When Luhnow joined the Cardinals, he was hired by the owner of the team Bill DeWitt on the heels of the Moneyball frenzy and walked into a situation where there were old-school baseball men Walt Jocketty as the Cardinals GM and Tony LaRussa as the manager who felt simultaneously threatened and offended by the entrance of “some guy the owner knew” who had reams of stats, theories and numbers with zero baseball experience as a player, scout or anything else. Compounding the dysfunction was the stripping of some of Jocketty’s powers to accommodate this new separate department that was ostensibly working for the owner and operating independently from what the baseball people who’d been running the place for nearly a decade were doing. Jocketty’s eventual departure only made matters worse. LaRussa, contentious, powerful and unafraid to use his status as an unfireable institution did everything he could to take charge of the direction of the organization and won the battle of attrition.

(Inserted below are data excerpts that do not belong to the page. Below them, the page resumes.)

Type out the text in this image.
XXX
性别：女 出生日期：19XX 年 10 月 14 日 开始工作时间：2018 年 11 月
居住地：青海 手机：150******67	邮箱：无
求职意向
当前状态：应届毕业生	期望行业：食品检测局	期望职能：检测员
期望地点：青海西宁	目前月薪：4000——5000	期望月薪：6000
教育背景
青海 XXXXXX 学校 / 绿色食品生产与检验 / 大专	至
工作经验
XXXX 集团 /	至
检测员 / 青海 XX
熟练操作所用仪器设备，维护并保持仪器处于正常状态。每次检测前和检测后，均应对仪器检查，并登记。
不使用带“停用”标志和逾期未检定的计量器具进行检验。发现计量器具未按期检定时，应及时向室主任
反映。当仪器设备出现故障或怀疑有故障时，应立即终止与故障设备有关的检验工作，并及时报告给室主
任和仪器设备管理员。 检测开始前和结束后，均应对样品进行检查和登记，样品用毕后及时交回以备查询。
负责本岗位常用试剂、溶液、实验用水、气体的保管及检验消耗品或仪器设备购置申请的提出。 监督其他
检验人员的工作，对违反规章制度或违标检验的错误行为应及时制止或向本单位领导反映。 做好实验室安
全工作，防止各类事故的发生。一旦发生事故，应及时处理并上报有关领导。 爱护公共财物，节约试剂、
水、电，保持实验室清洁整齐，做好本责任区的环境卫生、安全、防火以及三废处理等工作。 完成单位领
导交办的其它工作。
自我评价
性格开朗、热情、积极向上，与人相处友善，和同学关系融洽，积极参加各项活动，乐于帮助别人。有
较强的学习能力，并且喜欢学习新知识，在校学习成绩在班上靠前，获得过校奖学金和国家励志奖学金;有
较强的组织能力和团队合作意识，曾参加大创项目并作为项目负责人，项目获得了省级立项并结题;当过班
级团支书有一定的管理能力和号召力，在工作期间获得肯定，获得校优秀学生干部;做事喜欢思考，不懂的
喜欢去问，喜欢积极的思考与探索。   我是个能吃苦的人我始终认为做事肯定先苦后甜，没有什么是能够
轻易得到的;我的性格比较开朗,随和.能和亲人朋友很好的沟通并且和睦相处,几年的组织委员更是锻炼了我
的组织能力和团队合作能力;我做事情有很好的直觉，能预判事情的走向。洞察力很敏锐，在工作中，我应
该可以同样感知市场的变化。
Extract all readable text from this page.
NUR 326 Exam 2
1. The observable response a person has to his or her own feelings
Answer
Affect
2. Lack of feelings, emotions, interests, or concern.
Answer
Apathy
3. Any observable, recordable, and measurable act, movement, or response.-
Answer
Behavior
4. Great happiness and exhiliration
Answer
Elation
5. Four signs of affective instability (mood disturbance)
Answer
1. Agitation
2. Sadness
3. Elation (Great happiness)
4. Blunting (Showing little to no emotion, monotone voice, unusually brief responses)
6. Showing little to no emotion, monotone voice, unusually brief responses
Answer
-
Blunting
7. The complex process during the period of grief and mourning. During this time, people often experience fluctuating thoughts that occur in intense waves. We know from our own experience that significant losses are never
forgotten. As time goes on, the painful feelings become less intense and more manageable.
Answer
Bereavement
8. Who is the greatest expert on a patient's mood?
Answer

Given that experience, when he was hired as a GM, Luhnow was not going to put himself into a subordinate position to his manager and other underlings who might interfere with his blueprint. That’s why it was a farce when the Astros interviewed Larry Bowa. Bowa, with his resume and old-school crustiness was going to be as impossible to deal with as LaRussa without the Hall of Fame bona fides.
None of the individuals in these various circumstances are wrong. I’m not interested in factions, I’m interested in facts. LaRussa and Jocketty were right; Luhnow was right; Bowa is right; and Porter is right. These determinations are not mutually exclusive.
It’s highly unlikely that Porter will be difficult if one of the stat guys in the front office tells him to bench Brett Wallace in favor of Matt Dominguez or vice versa. That’s what Luhnow and his ilk want: someone who can manage the team on the field with player street cred while also doing what he’s told by the front office. Whether Porter’s tenure is counted in decades or days depends on how he performs in the job and his job description in this new era exemplified by Luhnow requires him doing what he’s told. He’s the right man in the moment. That’s the key: finding someone who is the proper fit for what the organization as a whole is trying to build. By that criteria, Porter is what the Astros wanted and needed. For now. That may not be so in 2020. Then whoever is in charge will find someone else. That’s baseball as a game and as a business. Luhnow, Porter and the Astros will learn that soon enough.